DLA-Future
DLA-Future copied to clipboard
Reduction to Band deadlocks in GEP
While working on #704 I stumbled upon a deadlock problem with test_gen_eigensolver
.
I report here some results of the problem investigation.
Test-cases and configurations
Apparently, of all test-cases currently tested:
https://github.com/eth-cscs/DLA-Future/blob/1332ce2e576772cd537bb7359d9a7dd3eed5d0fd/test/unit/eigensolver/test_gen_eigensolver.cpp#L49-L53
deadlocks happen just with following ones:
-
(m=16 mb=10)
-
(m=34 mb=13)
For debugging purposes, these test-cases have been run with a 2x1
grid (tested with col-major), and the problem (hopefully the same) is still reproducible.
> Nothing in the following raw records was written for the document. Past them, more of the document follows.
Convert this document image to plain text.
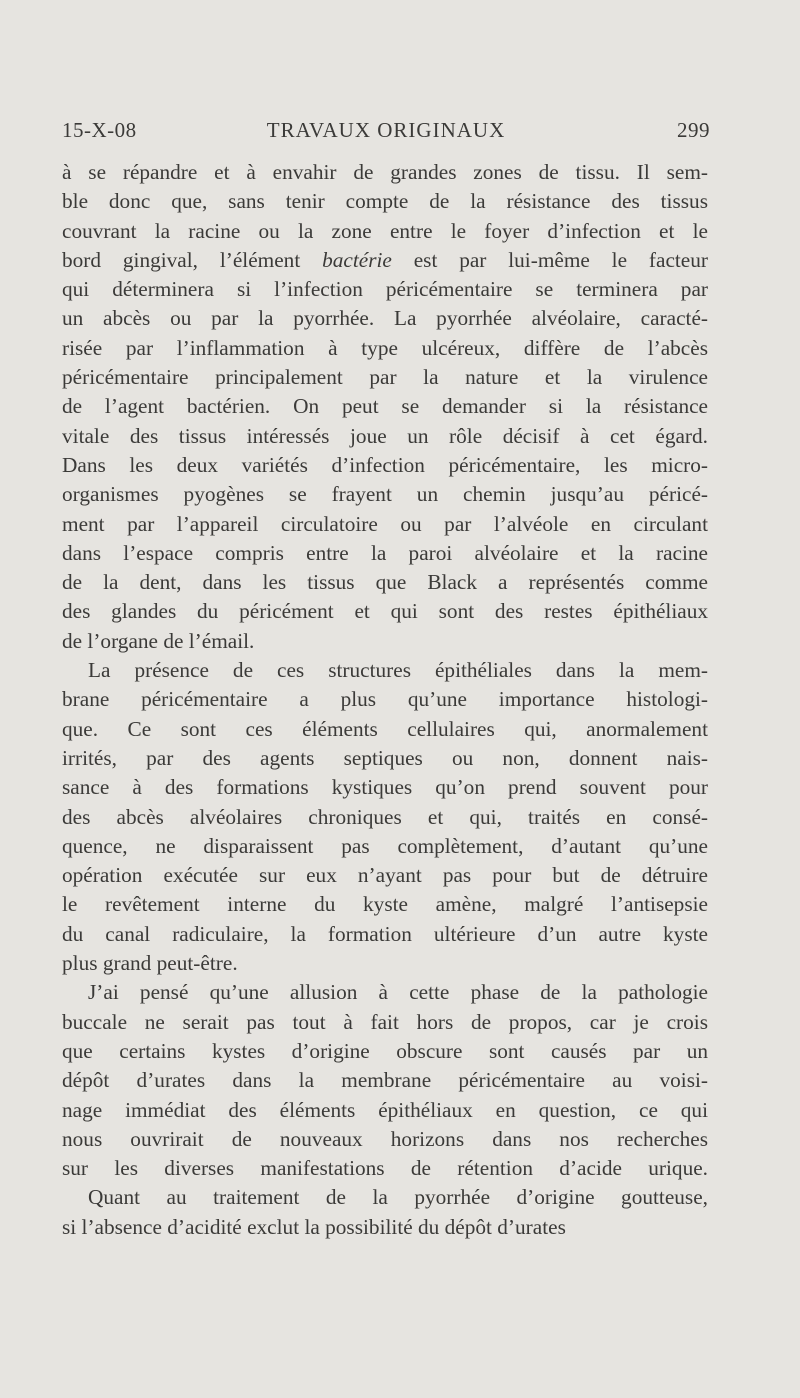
15-X-08	TRAVAUX ORIGINAUX	299
à se répandre et à envahir de grandes zones de tissu. Il sem-
ble donc que, sans tenir compte de la résistance des tissus
couvrant la racine ou la zone entre le foyer d’infection et le
bord gingival, l’élément bactérie est par lui-même le facteur
qui déterminera si l’infection péricémentaire se terminera par
un abcès ou par la pyorrhée. La pyorrhée alvéolaire, caracté-
risée par l’inflammation à type ulcéreux, diffère de l’abcès
péricémentaire principalement par la nature et la virulence
de l’agent bactérien. On peut se demander si la résistance
vitale des tissus intéressés joue un rôle décisif à cet égard.
Dans les deux variétés d’infection péricémentaire, les micro-
organismes pyogènes se frayent un chemin jusqu’au péricé-
ment par l’appareil circulatoire ou par l’alvéole en circulant
dans l’espace compris entre la paroi alvéolaire et la racine
de la dent, dans les tissus que Black a représentés comme
des glandes du péricément et qui sont des restes épithéliaux
de l’organe de l’émail.
La présence de ces structures épithéliales dans la mem-
brane péricémentaire a plus qu’une importance histologi-
que. Ce sont ces éléments cellulaires qui, anormalement
irrités, par des agents septiques ou non, donnent nais-
sance à des formations kystiques qu’on prend souvent pour
des abcès alvéolaires chroniques et qui, traités en consé-
quence, ne disparaissent pas complètement, d’autant qu’une
opération exécutée sur eux n’ayant pas pour but de détruire
le revêtement interne du kyste amène, malgré l’antisepsie
du canal radiculaire, la formation ultérieure d’un autre kyste
plus grand peut-être.
J’ai pensé qu’une allusion à cette phase de la pathologie
buccale ne serait pas tout à fait hors de propos, car je crois
que certains kystes d’origine obscure sont causés par un
dépôt d’urates dans la membrane péricémentaire au voisi-
nage immédiat des éléments épithéliaux en question, ce qui
nous ouvrirait de nouveaux horizons dans nos recherches
sur les diverses manifestations de rétention d’acide urique.
Quant au traitement de la pyorrhée d’origine goutteuse,
si l’absence d’acidité exclut la possibilité du dépôt d’urates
The problem is deterministically replicable with --pika:threads=2
, while with more threads it is not deterministic but it is anyway (less but still frequently) replicable.
Problem investigation
By looking at the backtrace there seems to be a recvBcast
and a recv
stuck on two different ranks, but it was not possible to state if this is the only case or not. Perhaps, once also a sweepRecv
was listed in backtrace.
Speculation is that a lot of tasks gets scheduled and it is not straightforward to state which one is the one creating the deadlock.
Debugging tentatives
A series of investigation have been carried out. Major take home points are:
- adding a wait (that all scheduled tasks finishes) between
gen2std
andred2band
, everything works correctly - a) commenting out the
cholesky
call in the GEP, situation partially improves but it does not always reach the finish (i.e. it deadlocks the 2nd iteration instead of the first one) - b) commenting out the
gen2std
call in the GEP, it reach the finish without deadlocks - commenting out the
red2band
blocking communication (2 x allReduce in the panel) makes it reach the finish without deadlocks -
red2band
passes tests also with problematic configurations fromgen_eigensolver
- running them in a 2x1 creates a deadlock, while in a 1x2 it doesn't.
Conclusions
It is the "first time" that red2band
distributed has something scheduled before it (in tests there is a wait for all just after the call, that should be equivalent to have nothing scheduled between calls), and apparently cholesky
is not (maybe just less?) problematic, but gen2std
is.
For these reasons, with @rasolca we speculate that the problem is about inter-operability between gen2std
and red2band
. In particular, since 1x2 does not deadlock but 2x1 does, it might again be related to the blocking communications in red2band
.
Might this be due to the communicator cloning workaround we currently have in each algorithm implementation?